The Rescue is a 1929 American sound pre-Code romantic adventure film directed by Herbert Brenon, and produced by Samuel Goldwyn. While the film has no audible dialog, it was released with a synchronized musical score with sound effects using both the sound-on-disc and sound-on-film process. The screenplay was written by Elizabeth Meehan, based on the 1920 novel by Joseph Conrad. The music score is by Hugo Riesenfeld.

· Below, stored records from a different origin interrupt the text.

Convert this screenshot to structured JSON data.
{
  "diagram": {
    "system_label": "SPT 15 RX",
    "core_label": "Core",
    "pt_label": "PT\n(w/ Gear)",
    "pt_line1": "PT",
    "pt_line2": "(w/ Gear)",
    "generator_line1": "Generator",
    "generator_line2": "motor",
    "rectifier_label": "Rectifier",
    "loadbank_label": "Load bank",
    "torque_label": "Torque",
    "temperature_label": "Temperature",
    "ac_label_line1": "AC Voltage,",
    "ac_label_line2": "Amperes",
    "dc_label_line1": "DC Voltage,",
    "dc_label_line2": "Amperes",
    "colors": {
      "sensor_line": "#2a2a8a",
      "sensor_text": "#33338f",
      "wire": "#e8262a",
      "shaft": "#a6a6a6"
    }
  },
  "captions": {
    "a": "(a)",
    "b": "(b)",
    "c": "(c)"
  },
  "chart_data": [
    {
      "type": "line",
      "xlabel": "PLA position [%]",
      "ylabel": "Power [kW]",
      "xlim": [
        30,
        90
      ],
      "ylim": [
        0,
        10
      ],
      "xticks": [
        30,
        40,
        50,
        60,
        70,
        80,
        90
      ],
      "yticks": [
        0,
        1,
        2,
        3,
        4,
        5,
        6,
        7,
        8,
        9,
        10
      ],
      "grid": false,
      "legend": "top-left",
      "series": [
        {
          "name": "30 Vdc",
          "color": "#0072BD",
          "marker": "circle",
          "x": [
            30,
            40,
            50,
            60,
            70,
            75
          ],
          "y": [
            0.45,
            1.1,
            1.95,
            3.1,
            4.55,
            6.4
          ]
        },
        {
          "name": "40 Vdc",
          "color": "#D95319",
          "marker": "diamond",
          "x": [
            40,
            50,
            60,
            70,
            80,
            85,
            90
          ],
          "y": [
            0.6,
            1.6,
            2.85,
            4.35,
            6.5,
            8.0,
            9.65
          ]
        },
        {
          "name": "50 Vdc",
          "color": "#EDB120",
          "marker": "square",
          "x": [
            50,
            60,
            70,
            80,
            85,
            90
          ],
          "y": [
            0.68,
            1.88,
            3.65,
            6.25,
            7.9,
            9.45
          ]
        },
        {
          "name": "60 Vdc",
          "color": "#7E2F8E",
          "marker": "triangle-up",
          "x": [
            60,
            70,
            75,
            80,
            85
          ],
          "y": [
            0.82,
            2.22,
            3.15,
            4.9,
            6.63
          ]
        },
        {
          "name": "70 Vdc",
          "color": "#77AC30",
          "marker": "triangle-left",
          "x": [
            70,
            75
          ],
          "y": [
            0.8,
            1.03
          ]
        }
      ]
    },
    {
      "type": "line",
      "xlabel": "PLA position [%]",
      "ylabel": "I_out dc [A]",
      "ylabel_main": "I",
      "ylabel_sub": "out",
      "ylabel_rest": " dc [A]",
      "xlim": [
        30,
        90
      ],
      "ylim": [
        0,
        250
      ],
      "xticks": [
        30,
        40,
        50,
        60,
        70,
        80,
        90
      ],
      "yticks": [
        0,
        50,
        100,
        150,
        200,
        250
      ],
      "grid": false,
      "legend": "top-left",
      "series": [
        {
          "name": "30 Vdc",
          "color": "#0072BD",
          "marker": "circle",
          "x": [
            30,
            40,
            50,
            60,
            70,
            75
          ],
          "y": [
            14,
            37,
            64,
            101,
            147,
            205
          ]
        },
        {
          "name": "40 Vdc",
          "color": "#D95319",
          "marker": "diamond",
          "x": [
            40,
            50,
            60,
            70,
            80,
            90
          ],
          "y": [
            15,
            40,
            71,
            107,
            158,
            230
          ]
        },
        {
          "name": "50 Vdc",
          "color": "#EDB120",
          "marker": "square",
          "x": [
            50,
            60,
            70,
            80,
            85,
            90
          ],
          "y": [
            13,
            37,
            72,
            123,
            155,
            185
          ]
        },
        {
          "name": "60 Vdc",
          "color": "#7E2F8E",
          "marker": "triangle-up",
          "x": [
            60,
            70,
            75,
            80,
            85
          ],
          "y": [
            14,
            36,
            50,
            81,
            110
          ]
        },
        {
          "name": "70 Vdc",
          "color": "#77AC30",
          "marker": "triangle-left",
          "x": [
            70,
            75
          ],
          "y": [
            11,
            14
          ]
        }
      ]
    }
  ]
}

The film stars Ronald Colman and Lili Damita.

==Cast==
- Ronald Colman as Tom Lingard
- Lili Damita as Lady Edith Travers
- Alfred Hickman as Mr. Travers
- Theodore von Eltz as Carter
- John Davidson as Hassim
- Philip Strange as D'Alacer
- Bernard Siegel as Jorgensen
- Sōjin Kamiyama as Daman
- Harry Cording as Belarab
- Laska Winter as Immada
- Duke Kahanamoku as Jaffir
- Louis Morrison as Shaw
- George Regas as Wasub
- Chrispin Martin as Tenga

== Production ==
Water scenes were filmed were filmed at Santa Cruz Island, with a two way radio set up to contact Goldwyn Studios.

==Music==
The musical score featured in the film was composed by Hugo Riesenfeld.

==Censorship==
When The Rescue was released, each province in Canada had a censor board that could order eliminations or cuts in the film. The Montreal censor board required the intertitles to be rewritten so that Lady Edith was the sister of Mr. Travers and not his wife, causing some confusion in the plot.

==Preservation==
An incomplete print, missing one reel, is in the collection of the George Eastman House film archive.